*As always, these blog posts are my own viewpoints and in no way are reflective of or endorsed by "Friends of Maplenol Barn" or Save the Barn Committee.*
As a Catholic, I always try to stay with the traditions and beliefs of our faith. For the last few years, I've always either been pregnant or nursing so the fasting and no meat rule hasn't always applied to me (The Pope says so). I am nursing Baby B still, and while I will try to adhere to the no meat rule, fasting isn't always an option.
Usually I try to give something up for Lent. Candy, pop, etc. This year I'm doing something different.

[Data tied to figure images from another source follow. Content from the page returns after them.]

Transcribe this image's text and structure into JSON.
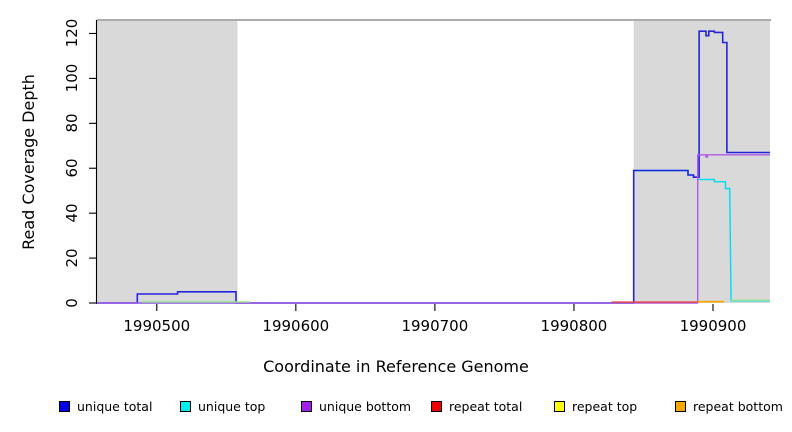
{
  "chart_data": {
    "type": "line",
    "title": "",
    "xlabel": "Coordinate in Reference Genome",
    "ylabel": "Read Coverage Depth",
    "xlim": [
      1990457,
      1990941
    ],
    "ylim": [
      0,
      126
    ],
    "x_ticks": [
      1990500,
      1990600,
      1990700,
      1990800,
      1990900
    ],
    "y_ticks": [
      0,
      20,
      40,
      60,
      80,
      100,
      120
    ],
    "grid": false,
    "legend_position": "bottom",
    "background_color": "#FFFFFF",
    "shaded_regions": [
      {
        "from": 1990457,
        "to": 1990558,
        "color": "#D9D9D9"
      },
      {
        "from": 1990843,
        "to": 1990941,
        "color": "#D9D9D9"
      }
    ],
    "max_line": {
      "value": 126,
      "color": "#909090"
    },
    "series": [
      {
        "name": "unique top",
        "color": "#00EEEE",
        "render_color": "#00DCEE",
        "width": 1.4,
        "segments": [
          [
            [
              1990457,
              0
            ],
            [
              1990843,
              0
            ],
            [
              1990843,
              59
            ],
            [
              1990882,
              59
            ],
            [
              1990882,
              57
            ],
            [
              1990886,
              57
            ],
            [
              1990886,
              56
            ],
            [
              1990889,
              56
            ],
            [
              1990889,
              55
            ],
            [
              1990901,
              55
            ],
            [
              1990901,
              54
            ],
            [
              1990909,
              54
            ],
            [
              1990909,
              51
            ],
            [
              1990912,
              51
            ],
            [
              1990913,
              1
            ],
            [
              1990941,
              1
            ]
          ]
        ]
      },
      {
        "name": "unique total",
        "color": "#0000EE",
        "render_color": "#2424DE",
        "width": 1.6,
        "segments": [
          [
            [
              1990457,
              0
            ],
            [
              1990486,
              0
            ],
            [
              1990486,
              4
            ],
            [
              1990515,
              4
            ],
            [
              1990515,
              5
            ],
            [
              1990557,
              5
            ],
            [
              1990557,
              0
            ],
            [
              1990843,
              0
            ],
            [
              1990843,
              59
            ],
            [
              1990882,
              59
            ],
            [
              1990882,
              57
            ],
            [
              1990886,
              57
            ],
            [
              1990886,
              56
            ],
            [
              1990890,
              56
            ],
            [
              1990890,
              121
            ],
            [
              1990895,
              121
            ],
            [
              1990895,
              119
            ],
            [
              1990897,
              119
            ],
            [
              1990897,
              121
            ],
            [
              1990901,
              121
            ],
            [
              1990901,
              120.5
            ],
            [
              1990907,
              120.5
            ],
            [
              1990907,
              116
            ],
            [
              1990910,
              116
            ],
            [
              1990910,
              67
            ],
            [
              1990941,
              67
            ]
          ]
        ]
      },
      {
        "name": "unique bottom",
        "color": "#A020F0",
        "render_color": "#AE5BE6",
        "width": 1.4,
        "segments": [
          [
            [
              1990457,
              0
            ],
            [
              1990889,
              0
            ],
            [
              1990889,
              66
            ],
            [
              1990895,
              66
            ],
            [
              1990895,
              65
            ],
            [
              1990896,
              65
            ],
            [
              1990896,
              66
            ],
            [
              1990941,
              66
            ]
          ]
        ]
      },
      {
        "name": "repeat total",
        "color": "#EE0000",
        "render_color": "#E04848",
        "width": 1.5,
        "segments": [
          [
            [
              1990827,
              0.4
            ],
            [
              1990889,
              0.4
            ]
          ]
        ]
      },
      {
        "name": "repeat top",
        "color": "#FFFF00",
        "render_color": "#95E690",
        "width": 1.4,
        "segments": [
          [
            [
              1990489,
              0.5
            ],
            [
              1990567,
              0.5
            ]
          ],
          [
            [
              1990913,
              1.2
            ],
            [
              1990941,
              1.2
            ]
          ]
        ]
      },
      {
        "name": "repeat bottom",
        "color": "#FFA500",
        "render_color": "#FFA500",
        "width": 1.6,
        "segments": [
          [
            [
              1990889,
              0.6
            ],
            [
              1990908,
              0.6
            ]
          ]
        ]
      }
    ]
  }
}
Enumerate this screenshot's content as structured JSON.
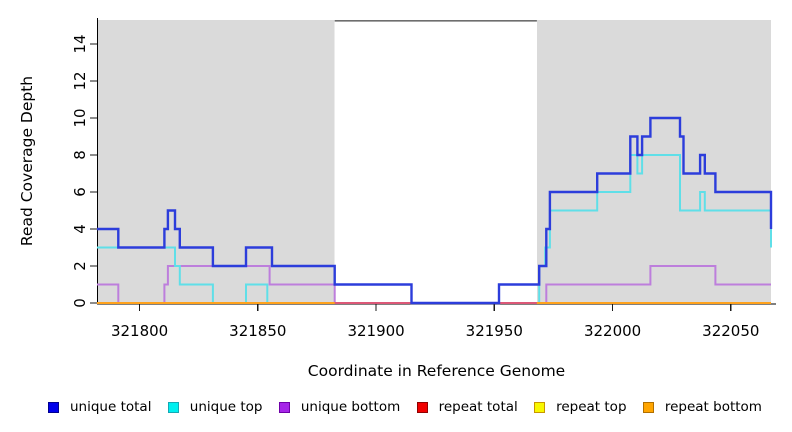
{
  "figure": {
    "background": "#ffffff",
    "shade_color": "#dadada",
    "gap_border_color": "#6e6e6e",
    "axis_color": "#000000",
    "tick_color": "#1a1a1a"
  },
  "chart_data": {
    "type": "line",
    "step": true,
    "title": "",
    "xlabel": "Coordinate in Reference Genome",
    "ylabel": "Read Coverage Depth",
    "xlim": [
      321782,
      322067
    ],
    "ylim": [
      0,
      15.3
    ],
    "x_ticks": [
      321800,
      321850,
      321900,
      321950,
      322000,
      322050
    ],
    "y_ticks": [
      0,
      2,
      4,
      6,
      8,
      10,
      12,
      14
    ],
    "grid": false,
    "legend_position": "bottom",
    "shaded_regions": [
      {
        "x0": 321782,
        "x1": 321882.5
      },
      {
        "x0": 321968,
        "x1": 322067
      }
    ],
    "gap_top_border": {
      "x0": 321882.5,
      "x1": 321968
    },
    "series": [
      {
        "name": "repeat top",
        "color": "#f2f200",
        "line_width": 2,
        "segments": [
          [
            [
              321782,
              0
            ],
            [
              322067,
              0
            ]
          ]
        ]
      },
      {
        "name": "unique bottom",
        "color": "#bd7edc",
        "line_width": 2,
        "segments": [
          [
            [
              321782,
              1
            ],
            [
              321791,
              0
            ],
            [
              321810.5,
              1
            ],
            [
              321812,
              2
            ],
            [
              321855,
              1
            ],
            [
              321882.5,
              0
            ],
            [
              321972,
              1
            ],
            [
              322016,
              2
            ],
            [
              322043.5,
              1
            ],
            [
              322067,
              1
            ]
          ]
        ]
      },
      {
        "name": "unique top",
        "color": "#5fdfe8",
        "line_width": 2,
        "segments": [
          [
            [
              321782,
              3
            ],
            [
              321815,
              2
            ],
            [
              321817,
              1
            ],
            [
              321831,
              0
            ],
            [
              321845,
              1
            ],
            [
              321854,
              0
            ],
            [
              321969,
              2
            ],
            [
              321971.5,
              3
            ],
            [
              321973.5,
              5
            ],
            [
              321993.5,
              6
            ],
            [
              322007.5,
              8
            ],
            [
              322010.5,
              7
            ],
            [
              322012.5,
              8
            ],
            [
              322028.5,
              5
            ],
            [
              322037,
              6
            ],
            [
              322039,
              5
            ],
            [
              322067,
              3
            ]
          ]
        ]
      },
      {
        "name": "repeat total",
        "color": "#dc5878",
        "line_width": 2,
        "segments": [
          [
            [
              321782,
              0
            ],
            [
              322067,
              0
            ]
          ]
        ]
      },
      {
        "name": "repeat bottom",
        "color": "#ffa21c",
        "line_width": 2,
        "segments": [
          [
            [
              321782,
              0
            ],
            [
              321882.5,
              0
            ]
          ],
          [
            [
              321968,
              0
            ],
            [
              322067,
              0
            ]
          ]
        ]
      },
      {
        "name": "unique total",
        "color": "#2c3ddb",
        "line_width": 2.4,
        "segments": [
          [
            [
              321782,
              4
            ],
            [
              321791,
              3
            ],
            [
              321810.5,
              4
            ],
            [
              321812,
              5
            ],
            [
              321815,
              4
            ],
            [
              321817,
              3
            ],
            [
              321831,
              2
            ],
            [
              321845,
              3
            ],
            [
              321856,
              2
            ],
            [
              321882.5,
              1
            ],
            [
              321915,
              0
            ],
            [
              321952,
              1
            ],
            [
              321969,
              2
            ],
            [
              321972,
              4
            ],
            [
              321973.5,
              6
            ],
            [
              321993.5,
              7
            ],
            [
              322007.5,
              9
            ],
            [
              322010.5,
              8
            ],
            [
              322012.5,
              9
            ],
            [
              322016,
              10
            ],
            [
              322028.5,
              9
            ],
            [
              322030,
              7
            ],
            [
              322037,
              8
            ],
            [
              322039,
              7
            ],
            [
              322043.5,
              6
            ],
            [
              322067,
              4
            ]
          ]
        ]
      }
    ]
  },
  "legend": {
    "items": [
      {
        "label": "unique total",
        "fill": "#0000eb",
        "border": "#000090"
      },
      {
        "label": "unique top",
        "fill": "#00efef",
        "border": "#15a8b4"
      },
      {
        "label": "unique bottom",
        "fill": "#a625e8",
        "border": "#6f00a8"
      },
      {
        "label": "repeat total",
        "fill": "#f00000",
        "border": "#900000"
      },
      {
        "label": "repeat top",
        "fill": "#f8f800",
        "border": "#c89600"
      },
      {
        "label": "repeat bottom",
        "fill": "#ffa500",
        "border": "#b06f00"
      }
    ]
  }
}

It was an inspiring night, last night, at the West Des Moines School Board Meeting. I was told by a fellow parent that we (the Friends of the Maplenol Barn) cherish a "thing" while he (and his fellow anti-barn people) cherish their kids. He also suggested that we use the passion for the barn for volunteering at our kids schools. (Assuming we do not?)
For someone who doesn't know me from Adam, to state that anything I do is not putting my children FIRST is beyond me. What a hurtful, sweeping generalization. My husband and I ALWAYS put our children first.
My husband served in Iraq. He has told me that he wanted to go so that our child(ren) hopefully wouldn't have to. Can this parent say he has been away from his wife and child for a year and put himself in a war zone so that his kids wouldn't have to? I doubt it.
We chose for me to leave my full time job at Principal Financial Group, and while finances may be tight, we did this FOR OUR CHILDREN. Our kids don't go without. They always have a full belly, warm baths and a warm bed. And they have love and learning. On the days when my oldest doesn't have preschool, I sit with him and work on math equations (yes, he's only five), teach him history, writing, language and reading. And sure, I drive a 1993 old minivan (yes, it was built before I even had a permit). But it's paid for and it serves its purpose.
Some nights, after the boys are tucked into bed, I stay up until 1, 2, even 3 AM writing and looking for additional work. Just to make ends meet. Sure, sleep would be great, but again, I'M DOING THIS FOR MY BOYS.
People have asked, Why all of the interest in the barn now? Where were these people 5, 10, 15 years ago? I can't speak for every person who supports the effort but I can speak for myself. 5 years ago we were living in Ankeny with an infant son. 10 years ago I was in College at Iowa State working on my Bachelor's Degree. 15 years ago, I was a 15 year old girl looking forward to turning 16, getting my driver's license and prom.
You may have noticed I said 5 years ago we lived in Ankeny. We lived there for three years. But after my husband returned from his service in Iraq, we CHOSE to move to West Des Moines because of the great school district. Again, FOR OUR KIDS.
And that's why I'm fighting to save history on the Valley campus. Not only for my kids, but every kid in the district. Our children have the right to see, touch and learn history. Without the physical reminders of our history, it's only a picture in a book. NO taxpayer money will go in to refurbishing the barn. NONE. It is all money that has been donated by fellow history lovers; people who see the value of keeping landmarks and reminders of our history.
I love my boys. I would do anything for my children. Everything I do, I do it for THEM. For someone to say otherwise obviously doesn't know me.
So that's what I've decided for lent. At times when I feel like I want to blow up at someone for making such a rude comment, I will pause and think, "Am I being a good example for my boys?" Last night I bit my tongue. HARD. Granted, I did tweet my feelings but the rage built up within.
I compare it to the hate of those who are stealing signs and putting the word DESTROY over SAVE. It's the same hate that turns people away. Hate is not a good thing to have in your heart. Hate is not something we should be teaching our kids. The word "Hate" is actually on the "we don't say that" list at our house.
I am my child's first teacher. Everything I do, I do for my kids. Heck, with the exception of 3 months in 2008, I have either been pregnant or nursing one of my boys since February of 2005. Think about it. We're at 6 years (again, with the three month exception) where my body has not been just mine. We're talking 70 months. 70 months where my body has either carried or fed one of my boys. But I wouldn't change a day of it.
I will continue to be a good role model and inspiration for my boys. Anyone who says otherwise apparently doesn't know me.
“Throughout life people will make you mad, disrespect you and treat you bad. Let God deal with the things they do, cause hate in your heart will consume you too.” William Smith
I will not let their hate and anger consume me. God knows my reasons behind all that I do.